At times this imprecision, combined with the authors’ zeal for conciseness, seriously interferes with the clarity of exposition. Chapter 16 is on eigenvalues and eigenvectors, and most of the chapter consists of a flurry of numbered paragraphs, densely packed one after the other (no spaces between them), introducing a series of important facts. Setting these off as theorems and giving proofs would have greatly enhanced the readability of this chapter; as it is, the layout has these facts being blurred together in a whirlwind of statements. And some of them are just downright confusing. For example, after correctly noting that if \(\lambda\) is an eigenvalue of \(A\) and \(p(x)\) is a polynomial, then \(p(\lambda)\) is an eigenvalue of \(p(A)\), the authors state: “In particular, the matrix \(A\) satisfies its own characteristic equation”. The phrase “in particular” makes it sound like the Cayley-Hamilton theorem is a consequence of the fairly trivial observation that precedes it, which is not the case at all, unless of course \(A\) is a diagonalizable matrix, which is not an assumption here. The reader is left with the false impression that the Cayley Hamilton theorem is an obvious fact, which it is not.

A more substantial concern that I have with the book is: I’m not quite sure just who it is intended for. The authors state in the preface that it is written for “senior undergraduates and for beginning graduate one-semester courses.” I am inclined to agree that an undergraduate would have to have reached senior status to get something out of a book that is this concisely written. However, most undergraduate mathematics majors take linear algebra well *before* their senior year; in fact, at many institutions, a linear algebra course is one of the first proof-oriented ones that a math major takes, and a solid grounding is linear algebra is useful in other courses taken subsequently.

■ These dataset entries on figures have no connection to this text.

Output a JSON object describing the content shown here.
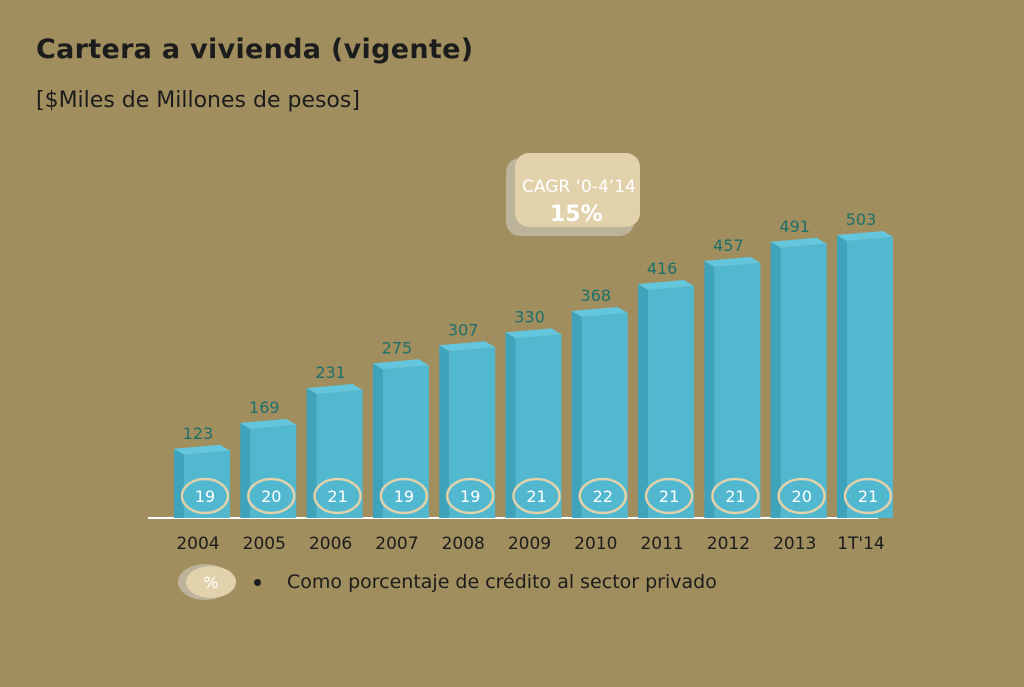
{
  "title": "Cartera a vivienda (vigente)",
  "subtitle": "[$Miles de Millones de pesos]",
  "cagr_badge": {
    "label": "CAGR ‘0-4’14",
    "value": "15%"
  },
  "legend": {
    "marker": "%",
    "text": "Como porcentaje de crédito al sector privado"
  },
  "colors": {
    "background": "#a08e5f",
    "bar_front": "#52b8d0",
    "bar_side": "#3fa3bc",
    "bar_top": "#63c6dc",
    "value_label": "#1f6f6a",
    "badge": "#e2d2ab",
    "badge_shadow": "#bcb39a"
  },
  "chart_data": {
    "type": "bar",
    "categories": [
      "2004",
      "2005",
      "2006",
      "2007",
      "2008",
      "2009",
      "2010",
      "2011",
      "2012",
      "2013",
      "1T'14"
    ],
    "values": [
      123,
      169,
      231,
      275,
      307,
      330,
      368,
      416,
      457,
      491,
      503
    ],
    "percent_of_private_credit": [
      19,
      20,
      21,
      19,
      19,
      21,
      22,
      21,
      21,
      20,
      21
    ]
  }
}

The problem here is that, given the succinctness of the exposition, lack of any discussion of proof techniques, and the level of knowledge that is presumed on the part of the reader (at one point it is apparently assumed that the reader knows that \(\pi\) is transcendental, and complex numbers are used from the outset; the fundamental theorem of algebra is also used to prove the existence of eigenvalues with no discussion of what that theorem says) this book seems too difficult for students just beginning the study of post-calculus mathematics. In other words, the undergraduate students for whom this book might be suitable are those who would likely have seen most of the topics in this book before.

Likewise, as a text for *graduate* students in mathematics, this book also seems unsuitable; it spends a lot of time on topics that a graduate mathematics major should already know, and at the same time doesn’t cover many topics that one *would* expect to see in any kind of good graduate linear algebra course, including canonical forms, bases for infinite dimensional spaces, bilinear forms, operators on an inner product space, and proofs of some of the results that are stated without proof here, such as the Cayley-Hamilton theorem and Perron-Frobenius theorem. The exercises are also not demanding enough for graduate mathematics students. For these reasons, this is also not a book that I would recommend as a text for a second undergraduate course in linear algebra. Finally, if intended for students in disciplines other than mathematics, the book seems too hard and theoretical, with not enough applications given.

Bottom line: Faculty members, and graduate students in engineering or related disciplines, might find it convenient to have a short and succinct summary of some of the facts of linear algebra close at hand, but I see serious problems with the use of this book as a text for a mathematics course at either the undergraduate or graduate level.